The problem sketched above is not restricted to the usage of variables in FILTER expressions. Similar issues may pop up whenever using variables in nodes that “consume” variables without matching them against the dataset. In particular, using a triple pattern with a variable in an inner scope is not a problem: the variables are matched against the dataset independently from the outside, and will be joined with the outside part at a later point in time. But when using SPARQL 1.1 constructs such as instance BIND or VALUES, you may run into the same problems as sketched before by means of the FILTER expression. Look at the following query, which aims at extracting all persons (first part of the UNION) and all animals (second part of the UNION):

 SELECT ?s ?type WHERE {
   BIND("http://example.com/" AS ?typeBase)
   {
     BIND(URI(CONCAT(?typeBase,"Person")) AS ?type)
     ?s a ?o
     FILTER(?o=?type)
   }
   UNION
   {
     BIND(URI(CONCAT(?typeBase,"Animal")) AS ?type)
     ?s a ?o
     FILTER(?o=?type)
   }
 }

The problem is essentially the same: we bind variable ?typeBase outside. In the inner UNION blocks, we try to bind variable ?type based on ?typeBase - but the latter is not in scope here. Hence, the query returns the empty result.

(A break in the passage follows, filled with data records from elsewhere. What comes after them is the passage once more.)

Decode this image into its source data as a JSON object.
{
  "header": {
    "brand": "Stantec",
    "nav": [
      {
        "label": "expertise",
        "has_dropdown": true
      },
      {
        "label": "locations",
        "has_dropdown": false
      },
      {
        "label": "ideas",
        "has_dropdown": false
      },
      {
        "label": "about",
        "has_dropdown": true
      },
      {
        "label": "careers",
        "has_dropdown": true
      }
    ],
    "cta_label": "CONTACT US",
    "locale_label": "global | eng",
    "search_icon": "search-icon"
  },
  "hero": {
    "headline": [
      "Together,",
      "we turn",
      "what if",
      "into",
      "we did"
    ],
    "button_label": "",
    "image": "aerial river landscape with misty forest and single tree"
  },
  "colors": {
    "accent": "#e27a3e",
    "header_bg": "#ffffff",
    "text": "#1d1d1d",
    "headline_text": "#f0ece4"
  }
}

The same can happen with VALUES clauses, as illustrated by the following variation:

 SELECT ?s ?type WHERE {
   {
     BIND(URI(CONCAT(?typeBase,"Person")) AS ?type)
     ?s a ?o
     FILTER(?o=?type)
   }
   UNION
   {
     BIND(URI(CONCAT(?typeBase,"Animal")) AS ?type)
     ?s a ?o
     FILTER(?o=?type)
   }
 } VALUES (?typeBase) { ("http://example.com/") }

Again, ?typeBase (which is bound in the outer VALUES clause) is not visible when computing the BINDs for variable ?type, and hence the query will fail to produce results.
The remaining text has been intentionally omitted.